During the games, researchers were spread out around the arena and used five strategically placed cameras to capture any head impacts that occurred during play.

In total, they collected video footage of 449 head impacts experienced by 37 players. Each impact was carefully analysed for its contributing factors such as ice location, puck possession, gaze direction, what object struck the head, location of head impact, trajectory of colliding players, and even what penalties occurred as a result of the impact.

While the majority of events resulting in head impacts involved contact with another player (93 per cent), the head was just as likely to be struck by an environmental object (most often the glass), as by a body part of an opposing player (most often the hand). Head impacts most often occurred along the boards to players who did not have the puck. Glass-to-head impacts represented 30 per cent of all cases, four times as common as board-to-head impacts. Hand-to-head impacts were twice as common as shoulder or elbow-to-head impacts.

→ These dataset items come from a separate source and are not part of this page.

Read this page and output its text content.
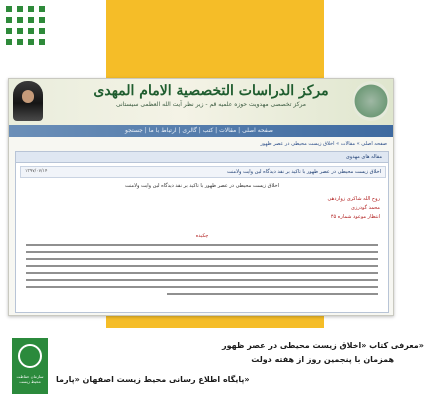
مرکز الدراسات التخصصیة الامام المهدی
مرکز تخصصی مهدویت حوزه علمیه قم - زیر نظر آیت الله العظمی سیستانی
صفحه اصلی | مقالات | کتب | گالری | ارتباط با ما | جستجو
صفحه اصلی » مقالات » اخلاق زیست محیطی در عصر ظهور
مقاله های مهدوی
۱۳۹۷/۰۷/۱۴	اخلاق زیست محیطی در عصر ظهور با تاکید بر نقد دیدگاه لین وایت ولامنت
اخلاق زیست محیطی در عصر ظهور با تاکید بر نقد دیدگاه لین وایت ولامنت
روح الله شاکری زواردهی
محمد گودرزی
انتظار موعود شماره ۴۵
چکیده
سازمان حفاظت محیط زیست	پایگاه اطلاع رسانی محیط زیست اصفهان «پارما»
معرفی کتاب «اخلاق زیست محیطی در عصر ظهور»
همزمان با پنجمین روز از هفته دولت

“Previous studies have identified player-to-player impacts as a major cause of brain injuries but we have shown that impacts with environmental objects, particularly the glass, are just as prevalent,” says Aguiar. “This is significant since a lot of attention goes into how to keep players safe when colliding with each other, with less thought being given to environmental modifications.” 

The study also found that in more than a quarter of all recorded events, there were two or more successive impacts to the head – a finding Aguiar found concerning, especially given the damage that even small repeated blows to the head can cause. 

“I think there is a misconception that in order to sustain brain damage you need to have a very severe head impact. However, studies have shown that repetitive blows to the head, like we often see in hockey, can lead to neurological consequences weeks, months or even years down the road.”

According to Aguiar, the smaller blows to the head are hard to avoid in contact sports like hockey – an issue that was further illustrated by their finding that just 16 per cent of head impacts with another player resulted in infractions. 

The study suggests further research is needed to determine how stricter rule enforcement and modifications to surroundings and equipment, such as rink glass and glove pads, might play a role in reducing the frequency and severity of head impacts in ice hockey.

Aguiar is continuing with her research and currently completing a follow-up study that includes additional data derived from impact sensors placed in the helmets of hockey players.